A Bancada Ativista (Psol) na Assembleia Legislativa de São Paulo anunciou que vai ingressar com ação direta de inconstitucionalidade (ADI) contra a liberação de partos cesarianas a pedido no Sistema Único de Saúde (SUS) do estado. O Projeto de Lei (PL) 435/2019, de autoria da deputada Janaína Paschoal (PSL), foi aprovado na Assembleia, no dia 14, com 58 votos a favor e 20 contrários. O texto aguarda a sanção do governador João Doria (PSDB). Na prática, independente de indicação médica, as mulheres poderão pedir que seja realizado um parto cesariana a partir da 39ª semana de gestação.
A reportagem é da Rede Brasil Atual.
O projeto não tramitou nas comissões da casa e foi ao plenário por um acordo partidário entre PSDB e PSL. Apenas uma audiência pública e um debate técnico foram realizados. Em ambos os casos, a maioria dos especialistas em saúde da mulher se manifestou contra a proposta. A principal preocupação é que o projeto sirva de álibi para a realização de partos cesarianas desnecessários, que são mais rápidos, mas apresentam maior risco de complicação e no processo de recuperação. A justificativa da deputada era dar mais autonomia à mulher e prevenir a violência obstétrica.
“Esse projeto precisa ser discutido qualificadamente em várias camadas. O SUS é onde as mulheres conseguem, no limite, ter seus filhos de maneiras fisiológicas (sem intervenção). O parto cesariano não é a solução para a violência obstétrica dentro do SUS. O projeto é incompleto e não endereça efetivamente a proteção das mães e dos nascituros”, declarou Anne Rami, da Bancada Ativista.
Nas audiências foi defendido que o PL incluísse ações para garantir acesso a informações sobre o parto durante todo o pré-natal, bem como o respeito à legislação já existente, como a Lei estadual 15.759, que regulamenta a humanização do parto na rede estadual de saúde, e o cumprimento do Plano de Atenção Integral à Saúde da Mulher que há anos é ignorado pelo governo paulista.
Em 2018, o Brasil teve aproximadamente 55% dos partos realizados por cesariana. Quando se observa apenas a rede privada, foram quase 85%. A Organização Mundial da Saúde (OMS) considera aceitável uma taxa de até 15% dos partos serem cesarianas. A partir disso, há impacto significativo na ocorrência de mortes maternas: 52% dessas mortes têm causas associadas ao parto por cesariana. Nos partos normais isso fica em torno de 23%.
A presidenta da Rede pela Humanização do Parto e Nascimento e professora da Faculdade de Medicina da Universidade de Brasília, Daphne Rattner, explicou que dados da OMS sobre 290 mil partos indicam um risco seis vezes maior de morte no parto cesariana, além de um risco cinco vezes maior de infecção.

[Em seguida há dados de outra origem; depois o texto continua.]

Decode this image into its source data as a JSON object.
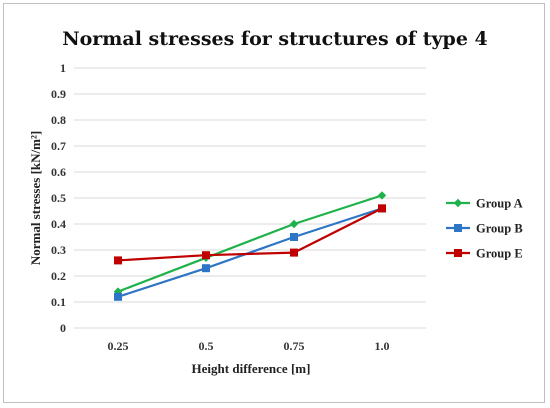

O Ministério da Saúde, em 2011, registrava taxa de mortalidade de 18 mortes para cada 100 mil partos por cesariana e 8 mortes para cada 100 mil partos normais.
O Conselho Regional de Enfermagem (Coren), foi contra a proposta. “O PL apresentado está em desacordo com as 56 recomendações emitidas pela Organização Mundial de Saúde (OMS), divulgadas em 2018, que estabelecem padrões de atendimento para reduzir as intervenções desnecessárias no parto. Nas últimas décadas, houve aumento significativo das taxas de cesariana em todo o mundo, sem comprovação de benefícios significativos para a saúde das mulheres e de seus bebês”, defendeu a entidade.